I flatter myself that I conducted the business with remarkable skill. At precisely ten minutes to eleven I rang at the Chancellerie of the Ministry for Foreign Affairs. I was dressed as a respectable commissionnaire, and I carried a letter and a small parcel addressed to M. de Marsan. “First floor,” said the concierge curtly, as soon as he had glanced at the superscription on the letter. “Door faces top of the service stairs.”
I mounted and took my stand some ten steps below the landing, keeping the door of M. de Marsan’s room well in sight. Just as the bells of Notre Dame boomed the hour I heard what sounded like a furious altercation somewhere in the corridor just above me. There was much shouting, then one or two cries of “Murder!” followed by others of “What is it?” and “What in the name of ----- is all this infernal row about?” Doors were opened and banged, there was a general running and rushing along that corridor, and the next minute the door in front of me was opened also, and a young man came out, pen in hand, and shouting just like everybody else:
“What the ------ is all this infernal row about?”
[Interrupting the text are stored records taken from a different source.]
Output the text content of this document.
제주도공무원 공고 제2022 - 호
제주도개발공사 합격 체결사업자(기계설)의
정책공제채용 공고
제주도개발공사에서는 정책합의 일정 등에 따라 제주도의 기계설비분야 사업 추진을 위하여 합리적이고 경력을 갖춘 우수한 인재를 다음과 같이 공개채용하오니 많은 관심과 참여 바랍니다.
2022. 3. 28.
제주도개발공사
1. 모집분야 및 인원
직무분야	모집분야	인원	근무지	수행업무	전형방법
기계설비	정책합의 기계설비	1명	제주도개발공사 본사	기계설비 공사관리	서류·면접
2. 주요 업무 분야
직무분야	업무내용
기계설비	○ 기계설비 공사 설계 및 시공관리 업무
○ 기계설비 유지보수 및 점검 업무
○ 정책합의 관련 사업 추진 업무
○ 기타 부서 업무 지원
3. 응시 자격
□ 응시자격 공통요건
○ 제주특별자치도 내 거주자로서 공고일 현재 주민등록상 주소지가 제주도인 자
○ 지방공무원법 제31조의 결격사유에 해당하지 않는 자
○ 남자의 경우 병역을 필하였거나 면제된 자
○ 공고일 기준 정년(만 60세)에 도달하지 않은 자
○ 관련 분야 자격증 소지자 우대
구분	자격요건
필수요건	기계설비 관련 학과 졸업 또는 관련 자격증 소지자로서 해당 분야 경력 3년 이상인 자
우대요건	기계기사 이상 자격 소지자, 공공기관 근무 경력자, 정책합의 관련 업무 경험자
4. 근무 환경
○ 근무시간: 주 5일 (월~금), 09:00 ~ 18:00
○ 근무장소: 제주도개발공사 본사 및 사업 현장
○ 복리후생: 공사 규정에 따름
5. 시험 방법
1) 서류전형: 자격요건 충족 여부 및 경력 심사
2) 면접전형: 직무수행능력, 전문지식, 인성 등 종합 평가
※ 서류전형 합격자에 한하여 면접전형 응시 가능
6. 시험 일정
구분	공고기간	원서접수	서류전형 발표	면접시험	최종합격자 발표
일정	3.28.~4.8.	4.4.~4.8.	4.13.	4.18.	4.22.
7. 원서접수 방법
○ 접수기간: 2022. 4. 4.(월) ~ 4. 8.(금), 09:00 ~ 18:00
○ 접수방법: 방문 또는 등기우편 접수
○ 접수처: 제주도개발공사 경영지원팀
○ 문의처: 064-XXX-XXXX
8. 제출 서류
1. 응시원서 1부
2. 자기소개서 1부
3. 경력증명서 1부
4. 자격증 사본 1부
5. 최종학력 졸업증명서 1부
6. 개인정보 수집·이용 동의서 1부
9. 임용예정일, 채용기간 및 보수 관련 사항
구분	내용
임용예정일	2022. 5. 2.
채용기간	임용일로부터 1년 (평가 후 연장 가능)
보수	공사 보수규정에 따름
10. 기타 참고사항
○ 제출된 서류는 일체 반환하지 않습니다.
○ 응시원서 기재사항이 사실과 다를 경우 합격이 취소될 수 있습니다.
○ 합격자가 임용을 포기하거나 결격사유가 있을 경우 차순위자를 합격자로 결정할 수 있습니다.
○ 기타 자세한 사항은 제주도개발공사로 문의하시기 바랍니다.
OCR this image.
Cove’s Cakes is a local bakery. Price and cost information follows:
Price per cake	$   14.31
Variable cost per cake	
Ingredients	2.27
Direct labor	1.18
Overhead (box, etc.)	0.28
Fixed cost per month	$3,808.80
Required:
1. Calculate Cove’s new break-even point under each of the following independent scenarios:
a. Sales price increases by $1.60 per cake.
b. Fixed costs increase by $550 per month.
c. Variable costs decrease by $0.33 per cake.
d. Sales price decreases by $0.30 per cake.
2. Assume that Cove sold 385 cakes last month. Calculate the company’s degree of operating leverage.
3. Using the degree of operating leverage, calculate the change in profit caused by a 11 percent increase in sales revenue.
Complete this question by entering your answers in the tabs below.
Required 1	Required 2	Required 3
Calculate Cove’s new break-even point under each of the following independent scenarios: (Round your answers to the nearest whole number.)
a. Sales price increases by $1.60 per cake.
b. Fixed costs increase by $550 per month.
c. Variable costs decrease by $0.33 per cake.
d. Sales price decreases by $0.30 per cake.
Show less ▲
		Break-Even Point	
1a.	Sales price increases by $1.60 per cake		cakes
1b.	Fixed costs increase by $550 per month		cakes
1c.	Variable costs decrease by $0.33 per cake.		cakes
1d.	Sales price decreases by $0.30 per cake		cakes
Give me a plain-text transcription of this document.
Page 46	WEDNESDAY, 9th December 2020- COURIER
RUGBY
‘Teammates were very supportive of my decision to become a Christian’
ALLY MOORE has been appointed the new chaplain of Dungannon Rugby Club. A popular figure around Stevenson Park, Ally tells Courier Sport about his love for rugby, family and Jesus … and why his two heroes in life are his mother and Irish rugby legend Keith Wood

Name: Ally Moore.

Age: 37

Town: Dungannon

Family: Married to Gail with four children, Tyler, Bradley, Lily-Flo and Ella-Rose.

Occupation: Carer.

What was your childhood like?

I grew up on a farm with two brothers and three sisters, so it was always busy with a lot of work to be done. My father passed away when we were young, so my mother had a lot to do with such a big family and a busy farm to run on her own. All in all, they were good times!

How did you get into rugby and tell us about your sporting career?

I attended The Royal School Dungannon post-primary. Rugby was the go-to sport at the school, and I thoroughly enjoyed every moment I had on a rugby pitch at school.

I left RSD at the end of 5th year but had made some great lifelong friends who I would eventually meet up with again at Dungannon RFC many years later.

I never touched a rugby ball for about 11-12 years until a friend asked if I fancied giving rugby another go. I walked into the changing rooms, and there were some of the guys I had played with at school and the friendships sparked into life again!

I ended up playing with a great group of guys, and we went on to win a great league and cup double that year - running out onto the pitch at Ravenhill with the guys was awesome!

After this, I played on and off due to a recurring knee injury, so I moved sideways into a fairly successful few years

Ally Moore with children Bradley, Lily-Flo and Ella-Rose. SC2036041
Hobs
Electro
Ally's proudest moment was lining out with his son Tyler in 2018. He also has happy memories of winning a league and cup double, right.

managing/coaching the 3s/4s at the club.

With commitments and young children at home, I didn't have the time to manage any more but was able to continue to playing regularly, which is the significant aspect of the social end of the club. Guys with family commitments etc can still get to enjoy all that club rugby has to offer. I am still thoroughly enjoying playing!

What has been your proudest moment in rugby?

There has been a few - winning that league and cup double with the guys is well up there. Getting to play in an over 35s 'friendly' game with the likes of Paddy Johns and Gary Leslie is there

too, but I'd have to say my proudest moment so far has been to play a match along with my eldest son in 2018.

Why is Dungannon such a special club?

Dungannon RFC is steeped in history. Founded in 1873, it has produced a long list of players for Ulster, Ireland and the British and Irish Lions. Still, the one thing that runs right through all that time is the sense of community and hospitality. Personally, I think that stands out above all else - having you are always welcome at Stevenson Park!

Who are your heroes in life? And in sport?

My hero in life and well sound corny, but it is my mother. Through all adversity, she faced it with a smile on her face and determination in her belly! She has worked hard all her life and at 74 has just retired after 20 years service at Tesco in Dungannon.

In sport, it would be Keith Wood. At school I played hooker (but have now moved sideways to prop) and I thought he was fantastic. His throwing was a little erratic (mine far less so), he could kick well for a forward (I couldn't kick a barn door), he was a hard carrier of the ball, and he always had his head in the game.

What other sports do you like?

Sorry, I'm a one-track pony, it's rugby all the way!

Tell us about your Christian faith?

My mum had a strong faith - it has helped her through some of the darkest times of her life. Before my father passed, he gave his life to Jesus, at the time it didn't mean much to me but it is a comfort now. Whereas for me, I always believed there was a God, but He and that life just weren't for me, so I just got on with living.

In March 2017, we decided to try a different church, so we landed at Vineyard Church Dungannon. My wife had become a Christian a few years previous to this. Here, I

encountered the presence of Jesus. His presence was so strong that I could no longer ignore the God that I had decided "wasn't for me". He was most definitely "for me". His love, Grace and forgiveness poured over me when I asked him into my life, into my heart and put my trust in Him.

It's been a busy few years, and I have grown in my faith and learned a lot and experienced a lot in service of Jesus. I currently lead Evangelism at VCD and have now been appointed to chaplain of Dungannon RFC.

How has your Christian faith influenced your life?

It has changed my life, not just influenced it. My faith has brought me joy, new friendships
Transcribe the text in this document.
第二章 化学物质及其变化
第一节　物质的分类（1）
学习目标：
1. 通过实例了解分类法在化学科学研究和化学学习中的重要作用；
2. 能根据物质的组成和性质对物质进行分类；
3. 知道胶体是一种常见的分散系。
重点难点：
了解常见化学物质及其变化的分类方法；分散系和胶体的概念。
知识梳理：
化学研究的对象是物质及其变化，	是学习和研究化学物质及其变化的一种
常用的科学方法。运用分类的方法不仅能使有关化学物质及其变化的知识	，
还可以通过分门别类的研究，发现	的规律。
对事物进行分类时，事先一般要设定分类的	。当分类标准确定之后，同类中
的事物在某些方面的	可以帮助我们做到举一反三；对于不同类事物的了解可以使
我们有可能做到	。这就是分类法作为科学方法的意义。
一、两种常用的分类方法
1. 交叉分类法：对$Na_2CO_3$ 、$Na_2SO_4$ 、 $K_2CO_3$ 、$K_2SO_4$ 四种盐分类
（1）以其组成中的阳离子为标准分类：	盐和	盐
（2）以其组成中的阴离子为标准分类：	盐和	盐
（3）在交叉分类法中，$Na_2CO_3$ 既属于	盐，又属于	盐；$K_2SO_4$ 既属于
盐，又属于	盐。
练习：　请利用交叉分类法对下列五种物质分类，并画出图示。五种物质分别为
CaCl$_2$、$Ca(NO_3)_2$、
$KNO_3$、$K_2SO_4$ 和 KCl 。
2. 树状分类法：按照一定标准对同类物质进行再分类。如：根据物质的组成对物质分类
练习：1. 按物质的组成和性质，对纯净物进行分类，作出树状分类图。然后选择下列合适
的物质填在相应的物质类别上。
“Murder, help!” came from the distant end of the corridor, and M. de Marsan—undoubtedly it was he—did what any other young man under the like circumstances would have done: he ran to see what was happening and to lend a hand in it, if need be. I saw his slim figure disappearing down the corridor at the very moment that I slipped into his room. One glance upon the desk sufficed: there lay the large official-looking document, with the royal signature affixed thereto, and close beside it the copy which M. de Marsan had only half finished—the ink on it was still wet. Hesitation, Sir, would have been fatal. I did not hesitate; not one instant. Three seconds had scarcely elapsed before I picked up the document, together with M. de Marsan’s half-finished copy of the same, and a few loose sheets of Chancellerie paper which I thought might be useful. Then I slipped the lot inside my blouse. The bogus letter and parcel I left behind me, and within two minutes of my entry into the room I was descending the service staircase quite unconcernedly, and had gone past the concierge’s lodge without being challenged. How thankful I was to breathe once more the pure air of heaven. I had spent an exceedingly agitated five minutes, and even now my anxiety was not altogether at rest. I dared not walk too fast lest I attracted attention, and yet I wanted to put the river, the Pont Neuf, and a half dozen streets between me and the Chancellerie of the Ministry of Foreign Affairs. No one who has not gone through such an exciting adventure as I have just recorded can conceive what were my feelings of relief and of satisfaction when I at last found myself quietly mounting the stairs which led to my office on the top floor of No. 96 Rue Daunou.